Se non è gratis non interessa, la cultura viaggia distante dalla Città giocattolo

Se non è gratis non interessa, la cultura viaggia distante dalla Città giocattolo

Leggendo la parte che riguarda la cultura a pagamento  dell’ultimo pezzo di Antonio Grassi sul blog de La Provincia, mi ritrovo quasi allibito. Davvero si può ancora pensare di trovare gente disponibile a investire sulla cultura in un periodo come questo?

Le cose sono cambiate parecchio nell’ultimo decennio.

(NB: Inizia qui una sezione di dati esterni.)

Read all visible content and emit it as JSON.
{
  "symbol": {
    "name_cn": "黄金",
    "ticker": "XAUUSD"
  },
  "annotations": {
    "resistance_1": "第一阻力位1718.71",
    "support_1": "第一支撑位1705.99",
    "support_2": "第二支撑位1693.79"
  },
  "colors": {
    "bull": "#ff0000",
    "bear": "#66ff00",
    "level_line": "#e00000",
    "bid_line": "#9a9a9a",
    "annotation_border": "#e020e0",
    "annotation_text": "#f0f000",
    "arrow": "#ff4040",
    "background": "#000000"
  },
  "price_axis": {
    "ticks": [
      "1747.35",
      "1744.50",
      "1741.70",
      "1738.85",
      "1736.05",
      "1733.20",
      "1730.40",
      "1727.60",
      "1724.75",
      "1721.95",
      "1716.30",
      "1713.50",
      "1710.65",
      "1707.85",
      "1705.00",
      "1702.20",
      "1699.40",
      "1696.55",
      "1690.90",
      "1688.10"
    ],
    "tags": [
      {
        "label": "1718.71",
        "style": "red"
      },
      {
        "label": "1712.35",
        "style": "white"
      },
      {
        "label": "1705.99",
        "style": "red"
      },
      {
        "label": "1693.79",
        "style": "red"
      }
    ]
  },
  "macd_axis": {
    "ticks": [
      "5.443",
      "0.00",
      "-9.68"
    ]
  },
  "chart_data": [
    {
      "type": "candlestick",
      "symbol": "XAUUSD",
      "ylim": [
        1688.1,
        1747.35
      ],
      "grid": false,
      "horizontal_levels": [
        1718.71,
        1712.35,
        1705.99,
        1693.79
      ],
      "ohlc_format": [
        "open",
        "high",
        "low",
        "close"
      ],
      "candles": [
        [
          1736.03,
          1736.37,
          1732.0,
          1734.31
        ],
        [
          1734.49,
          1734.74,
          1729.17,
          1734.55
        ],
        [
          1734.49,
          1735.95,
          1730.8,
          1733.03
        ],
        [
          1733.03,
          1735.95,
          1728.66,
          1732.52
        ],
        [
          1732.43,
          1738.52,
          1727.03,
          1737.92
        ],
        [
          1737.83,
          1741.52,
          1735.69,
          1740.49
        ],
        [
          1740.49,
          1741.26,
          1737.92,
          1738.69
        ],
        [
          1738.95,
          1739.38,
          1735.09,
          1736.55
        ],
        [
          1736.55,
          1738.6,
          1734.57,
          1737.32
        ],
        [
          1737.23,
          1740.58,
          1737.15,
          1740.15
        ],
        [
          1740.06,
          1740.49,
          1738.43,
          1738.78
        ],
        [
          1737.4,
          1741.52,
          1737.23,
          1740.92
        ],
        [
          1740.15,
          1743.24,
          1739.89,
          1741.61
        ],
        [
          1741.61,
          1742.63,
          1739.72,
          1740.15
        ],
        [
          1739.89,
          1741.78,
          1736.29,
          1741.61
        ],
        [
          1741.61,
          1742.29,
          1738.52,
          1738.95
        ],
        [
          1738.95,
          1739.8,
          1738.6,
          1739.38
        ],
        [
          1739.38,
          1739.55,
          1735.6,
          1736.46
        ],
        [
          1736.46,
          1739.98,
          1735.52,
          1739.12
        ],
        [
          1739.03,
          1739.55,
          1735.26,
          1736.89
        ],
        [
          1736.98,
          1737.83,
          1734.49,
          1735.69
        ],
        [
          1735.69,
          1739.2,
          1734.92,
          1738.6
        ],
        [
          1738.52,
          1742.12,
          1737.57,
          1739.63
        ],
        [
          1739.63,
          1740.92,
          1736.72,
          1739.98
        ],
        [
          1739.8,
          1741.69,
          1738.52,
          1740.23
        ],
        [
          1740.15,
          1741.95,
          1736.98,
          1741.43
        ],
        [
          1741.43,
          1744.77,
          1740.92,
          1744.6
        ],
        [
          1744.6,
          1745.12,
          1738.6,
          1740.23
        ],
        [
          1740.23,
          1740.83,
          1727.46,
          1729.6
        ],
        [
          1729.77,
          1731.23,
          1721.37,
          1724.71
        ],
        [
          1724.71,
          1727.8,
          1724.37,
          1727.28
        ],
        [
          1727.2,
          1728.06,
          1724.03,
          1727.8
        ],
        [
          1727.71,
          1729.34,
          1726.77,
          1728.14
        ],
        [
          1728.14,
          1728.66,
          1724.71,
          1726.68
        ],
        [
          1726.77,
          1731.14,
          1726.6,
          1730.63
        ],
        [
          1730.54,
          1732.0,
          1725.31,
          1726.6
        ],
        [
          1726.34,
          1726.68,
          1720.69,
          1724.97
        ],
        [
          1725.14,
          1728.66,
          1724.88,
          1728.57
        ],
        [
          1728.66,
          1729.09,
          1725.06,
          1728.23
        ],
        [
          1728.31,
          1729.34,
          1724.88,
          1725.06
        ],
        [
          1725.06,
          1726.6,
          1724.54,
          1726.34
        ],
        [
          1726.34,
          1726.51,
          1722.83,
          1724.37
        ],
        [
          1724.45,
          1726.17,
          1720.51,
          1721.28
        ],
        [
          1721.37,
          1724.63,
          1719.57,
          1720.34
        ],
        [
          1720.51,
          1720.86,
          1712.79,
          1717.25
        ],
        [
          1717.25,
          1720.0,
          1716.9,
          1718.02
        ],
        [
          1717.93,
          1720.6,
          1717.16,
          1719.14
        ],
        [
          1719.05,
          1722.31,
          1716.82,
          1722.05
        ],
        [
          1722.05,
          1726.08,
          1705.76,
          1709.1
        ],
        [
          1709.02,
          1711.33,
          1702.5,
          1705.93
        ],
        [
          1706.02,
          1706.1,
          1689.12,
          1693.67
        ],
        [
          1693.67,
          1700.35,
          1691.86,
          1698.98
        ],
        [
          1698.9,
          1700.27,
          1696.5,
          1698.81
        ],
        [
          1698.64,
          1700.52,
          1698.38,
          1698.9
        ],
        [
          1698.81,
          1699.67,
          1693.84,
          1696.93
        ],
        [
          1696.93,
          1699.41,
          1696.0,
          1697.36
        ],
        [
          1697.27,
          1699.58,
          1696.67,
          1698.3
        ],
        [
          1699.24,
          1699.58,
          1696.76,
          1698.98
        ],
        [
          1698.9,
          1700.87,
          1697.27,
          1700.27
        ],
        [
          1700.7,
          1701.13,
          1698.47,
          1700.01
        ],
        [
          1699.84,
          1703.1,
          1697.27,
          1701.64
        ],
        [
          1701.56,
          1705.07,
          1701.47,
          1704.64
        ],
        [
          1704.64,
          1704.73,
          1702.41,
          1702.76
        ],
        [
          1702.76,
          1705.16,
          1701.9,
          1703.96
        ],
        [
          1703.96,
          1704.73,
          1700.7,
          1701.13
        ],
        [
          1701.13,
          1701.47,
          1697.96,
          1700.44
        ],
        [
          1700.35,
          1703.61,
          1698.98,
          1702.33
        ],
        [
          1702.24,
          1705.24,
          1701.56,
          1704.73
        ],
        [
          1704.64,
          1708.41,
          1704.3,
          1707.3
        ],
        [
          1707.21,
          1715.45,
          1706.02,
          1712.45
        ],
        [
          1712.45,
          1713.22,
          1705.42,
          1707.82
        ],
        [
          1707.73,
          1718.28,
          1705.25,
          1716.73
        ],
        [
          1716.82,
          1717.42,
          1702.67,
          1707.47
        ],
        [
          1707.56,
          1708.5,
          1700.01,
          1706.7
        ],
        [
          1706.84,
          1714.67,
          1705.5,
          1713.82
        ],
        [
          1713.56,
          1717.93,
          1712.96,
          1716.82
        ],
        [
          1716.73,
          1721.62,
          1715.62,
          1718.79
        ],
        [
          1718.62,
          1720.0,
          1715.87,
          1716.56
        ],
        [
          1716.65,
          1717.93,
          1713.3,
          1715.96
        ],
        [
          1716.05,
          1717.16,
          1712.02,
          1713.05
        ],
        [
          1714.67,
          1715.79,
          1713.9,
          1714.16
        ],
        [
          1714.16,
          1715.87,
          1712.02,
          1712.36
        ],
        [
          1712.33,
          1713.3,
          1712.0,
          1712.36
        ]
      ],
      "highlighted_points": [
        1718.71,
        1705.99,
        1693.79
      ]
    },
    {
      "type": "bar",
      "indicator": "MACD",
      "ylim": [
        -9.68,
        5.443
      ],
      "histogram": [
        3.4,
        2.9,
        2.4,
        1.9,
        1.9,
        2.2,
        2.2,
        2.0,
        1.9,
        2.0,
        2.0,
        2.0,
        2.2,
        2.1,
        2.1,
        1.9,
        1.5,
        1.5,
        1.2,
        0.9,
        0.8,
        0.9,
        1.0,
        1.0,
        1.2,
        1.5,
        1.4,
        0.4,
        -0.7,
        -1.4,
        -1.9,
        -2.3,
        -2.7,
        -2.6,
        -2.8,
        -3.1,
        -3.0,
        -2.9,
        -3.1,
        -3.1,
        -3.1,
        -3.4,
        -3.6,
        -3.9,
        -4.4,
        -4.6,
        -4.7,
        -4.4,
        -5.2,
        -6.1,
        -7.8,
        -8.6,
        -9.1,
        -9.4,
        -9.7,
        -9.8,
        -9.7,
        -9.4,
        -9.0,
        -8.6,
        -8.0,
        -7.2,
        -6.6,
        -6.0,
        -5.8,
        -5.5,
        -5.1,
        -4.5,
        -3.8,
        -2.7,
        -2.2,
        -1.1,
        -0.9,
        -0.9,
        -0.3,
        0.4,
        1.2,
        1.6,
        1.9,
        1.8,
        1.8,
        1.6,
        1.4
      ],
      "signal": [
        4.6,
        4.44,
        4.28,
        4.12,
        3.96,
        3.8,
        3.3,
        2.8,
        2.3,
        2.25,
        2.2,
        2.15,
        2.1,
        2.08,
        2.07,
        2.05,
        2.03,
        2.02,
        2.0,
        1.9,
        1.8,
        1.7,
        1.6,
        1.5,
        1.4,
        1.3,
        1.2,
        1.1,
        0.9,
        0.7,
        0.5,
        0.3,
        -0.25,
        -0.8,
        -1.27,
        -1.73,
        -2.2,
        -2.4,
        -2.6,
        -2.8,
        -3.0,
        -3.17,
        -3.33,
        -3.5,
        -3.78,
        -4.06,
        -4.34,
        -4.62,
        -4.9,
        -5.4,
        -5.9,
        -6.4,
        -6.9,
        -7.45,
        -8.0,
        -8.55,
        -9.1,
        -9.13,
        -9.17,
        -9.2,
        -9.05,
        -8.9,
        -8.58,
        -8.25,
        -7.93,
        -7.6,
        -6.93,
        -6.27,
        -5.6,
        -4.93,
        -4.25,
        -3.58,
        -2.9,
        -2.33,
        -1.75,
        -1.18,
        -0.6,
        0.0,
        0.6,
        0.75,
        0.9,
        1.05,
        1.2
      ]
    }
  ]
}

L’ingresso a pagamento è diventato un problema anche per i cosidetti “Big” esempio il tour dei Negrita nei teatri è stato fatto per risanare i soldi persi nel tour dei piccoli stadi e stiamo parlando di una band che in quel periodo aveva un disco ai vertici della classifica.

Ora ridimensioniamo tutto alla città giocattolo, un locale che fa sempre il pienone un anno fa ha provato a mettere l’ingresso a 5 euro con consumazione (cifra irrisoria) e portare artisti di livello. Risultato= locale vuoto.

La gente preferisce andare ad ascoltare la cover band (di Vasco e Ligabue ovviamente) con ingresso gratuito, questa è la triste verità.

Come Overdreams abbiamo aperto il concerto dei Rio al Babalula, ingresso gratuito, possono piacere o non piacere, qui lo scenario è differente, tantissima gente venuta da fuori città e qualche cremasco fan della suddetta band, senza dimenticare i criticoni sul fondo del locale, quelli sono lì sempre, posto fisso .

Proviamo a pensare la stessa cosa per il teatro, vedrete che non cambia nulla, se è gratis hai qualche possibilità di fare il pienone, se è a pagamento (a meno che non si tratti di artisti a livello nazionale) tanti auguri.

Questione Cremarena.

L’anno scorso non è stato fatto il cartellone, quest anno pare di si, in questo caso la pubblicità conta moltissimo, la gente che vede il programma nella bacheca di piazza Duomo è attratta in qualche modo, l’ingresso alle manifestazioni è quasi sempre gratuito.

Caro Antonio, il problema è che la gente è abituata ad avere la cultura a costo zero, gli artisti locali vengono pagati poco o niente (per guadagnare qualcosa dovete andare a lavorare fuori Crema) e la gente è attratta dalla festa della birra di Casirate ..facciamoci due domande.